By default, this is off (0). Newly created cpusets also
initially default this to off (0).
cpuset.memory_migrate (since Linux 2.6.16)
Flag (0 or 1). If set (1), then memory migration is
enabled. By default, this is off (0). See the Memory
Migration
section, below.
cpuset.memory_pressure (since Linux 2.6.16)
A measure of how much memory pressure the processes in
this cpuset are causing. See the Memory Pressure
section,
below. Unless memory_pressure_enabled is enabled, always
has value zero (0). This file is read-only. See the
WARNINGS
section, below.
cpuset.memory_pressure_enabled (since Linux 2.6.16)
Flag (0 or 1). This file is present only in the root
cpuset, normally /dev/cpuset. If set (1), the
memory_pressure calculations are enabled for all cpusets
in the system. By default, this is off (0). See the
Memory Pressure
section, below.
cpuset.memory_spread_page (since Linux 2.6.17)
Flag (0 or 1). If set (1), pages in the kernel page cache
(filesystem buffers) are uniformly spread across the
cpuset. By default, this is off (0) in the top cpuset,
and inherited from the parent cpuset in newly created
cpusets. See the Memory Spread
section, below.
cpuset.memory_spread_slab (since Linux 2.6.17)
Flag (0 or 1). If set (1), the kernel slab caches for
file I/O (directory and inode structures) are uniformly
spread across the cpuset. By default, is off (0) in the
top cpuset, and inherited from the parent cpuset in newly
created cpusets. See the Memory Spread
section, below.
cpuset.sched_load_balance (since Linux 2.6.24)
Flag (0 or 1). If set (1, the default) the kernel will
automatically load balance processes in that cpuset over
the allowed CPUs in that cpuset. If cleared (0) the
kernel will avoid load balancing processes in this cpuset,
unless some other cpuset with overlapping CPUs has its
sched_load_balance flag set. See Scheduler Load
Balancing
, below, for further details.
cpuset.sched_relax_domain_level (since Linux 2.6.26)
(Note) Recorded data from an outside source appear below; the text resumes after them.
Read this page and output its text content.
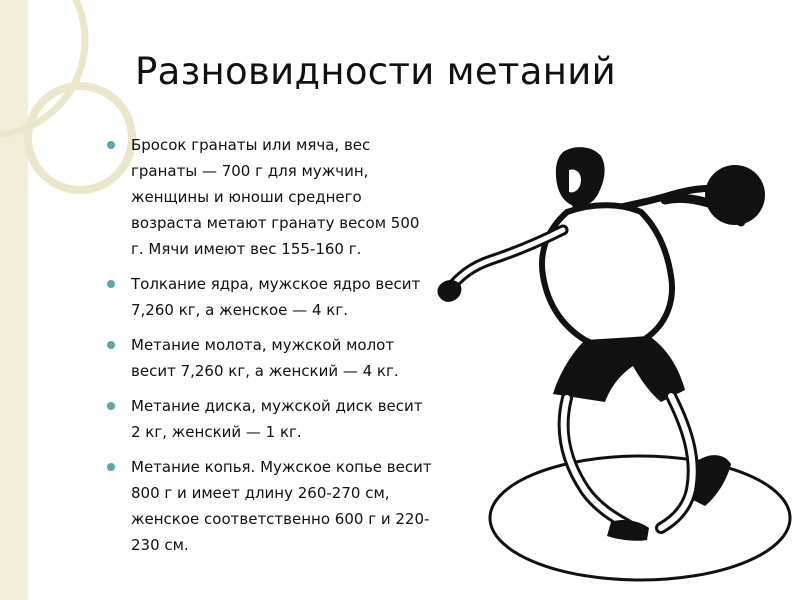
Разновидности метаний
Бросок гранаты или мяча, вес гранаты — 700 г для мужчин, женщины и юноши среднего возраста метают гранату весом 500 г. Мячи имеют вес 155-160 г.
Толкание ядра, мужское ядро весит 7,260 кг, а женское — 4 кг.
Метание молота, мужской молот весит 7,260 кг, а женский — 4 кг.
Метание диска, мужской диск весит 2 кг, женский — 1 кг.
Метание копья. Мужское копье весит 800 г и имеет длину 260-270 см, женское соответственно 600 г и 220-230 см.
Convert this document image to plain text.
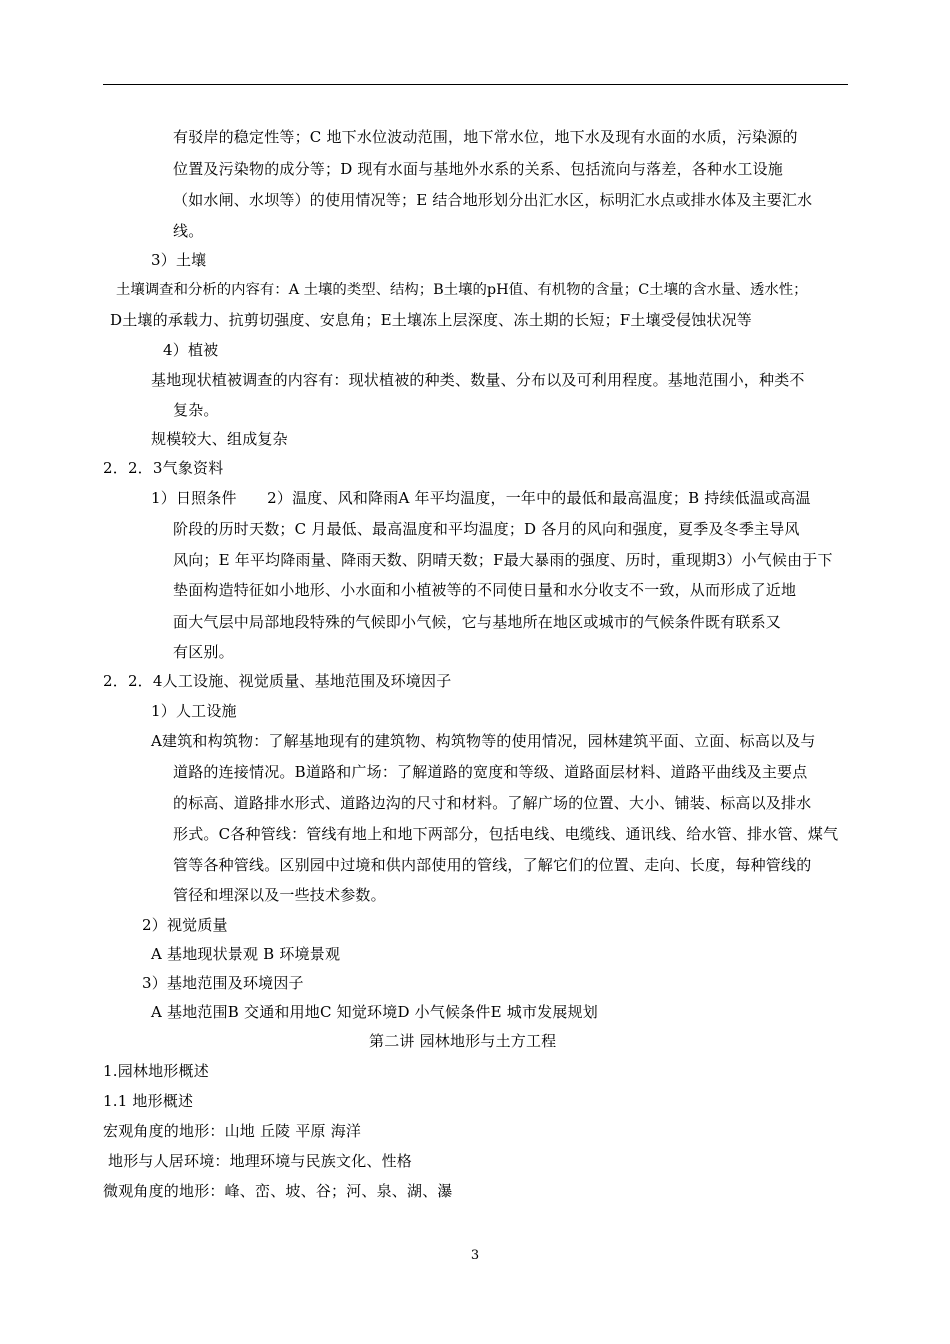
有驳岸的稳定性等；C 地下水位波动范围，地下常水位，地下水及现有水面的水质，污染源的
位置及污染物的成分等；D 现有水面与基地外水系的关系、包括流向与落差，各种水工设施
（如水闸、水坝等）的使用情况等；E 结合地形划分出汇水区，标明汇水点或排水体及主要汇水
线。
3）土壤
土壤调查和分析的内容有：A 土壤的类型、结构；B土壤的pH值、有机物的含量；C土壤的含水量、透水性；
D土壤的承载力、抗剪切强度、安息角；E土壤冻上层深度、冻土期的长短；F土壤受侵蚀状况等
4）植被
基地现状植被调查的内容有：现状植被的种类、数量、分布以及可利用程度。基地范围小，种类不
复杂。
规模较大、组成复杂
2．2．3气象资料
1）日照条件　　2）温度、风和降雨A 年平均温度，一年中的最低和最高温度；B 持续低温或高温
阶段的历时天数；C 月最低、最高温度和平均温度；D 各月的风向和强度，夏季及冬季主导风
风向；E 年平均降雨量、降雨天数、阴晴天数；F最大暴雨的强度、历时，重现期3）小气候由于下
垫面构造特征如小地形、小水面和小植被等的不同使日量和水分收支不一致，从而形成了近地
面大气层中局部地段特殊的气候即小气候，它与基地所在地区或城市的气候条件既有联系又
有区别。
2．2．4人工设施、视觉质量、基地范围及环境因子
1）人工设施
A建筑和构筑物：了解基地现有的建筑物、构筑物等的使用情况，园林建筑平面、立面、标高以及与
道路的连接情况。B道路和广场：了解道路的宽度和等级、道路面层材料、道路平曲线及主要点
的标高、道路排水形式、道路边沟的尺寸和材料。了解广场的位置、大小、铺装、标高以及排水
形式。C各种管线：管线有地上和地下两部分，包括电线、电缆线、通讯线、给水管、排水管、煤气
管等各种管线。区别园中过境和供内部使用的管线，了解它们的位置、走向、长度，每种管线的
管径和埋深以及一些技术参数。
2）视觉质量
A 基地现状景观 B 环境景观
3）基地范围及环境因子
A 基地范围B 交通和用地C 知觉环境D 小气候条件E 城市发展规划
第二讲 园林地形与土方工程
1.园林地形概述
1.1 地形概述
宏观角度的地形：山地 丘陵 平原 海洋
地形与人居环境：地理环境与民族文化、性格
微观角度的地形：峰、峦、坡、谷；河、泉、湖、瀑
3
Integer, between -1 and a small positive value. The
sched_relax_domain_level controls the width of the range
of CPUs over which the kernel scheduler performs immediate
rebalancing of runnable tasks across CPUs. If
sched_load_balance is disabled, then the setting of
sched_relax_domain_level does not matter, as no such load
balancing is done. If sched_load_balance is enabled, then
the higher the value of the sched_relax_domain_level, the
wider the range of CPUs over which immediate load
balancing is attempted. See Scheduler Relax Domain Level
,
below, for further details.
In addition to the above pseudo-files in each directory below
/dev/cpuset, each process has a pseudo-file, /proc/<pid>/cpuset,
that displays the path of the process's cpuset directory relative
to the root of the cpuset filesystem.
Also the /proc/<pid>/status file for each process has four added
lines, displaying the process's Cpus_allowed (on which CPUs it
may be scheduled) and Mems_allowed (on which memory nodes it may
obtain memory), in the two formats Mask Format
and List Format
(see below) as shown in the following example:
Cpus_allowed: ffffffff,ffffffff,ffffffff,ffffffff
Cpus_allowed_list: 0-127
Mems_allowed: ffffffff,ffffffff
Mems_allowed_list: 0-63
The "allowed" fields were added in Linux 2.6.24; the
"allowed_list" fields were added in Linux 2.6.26.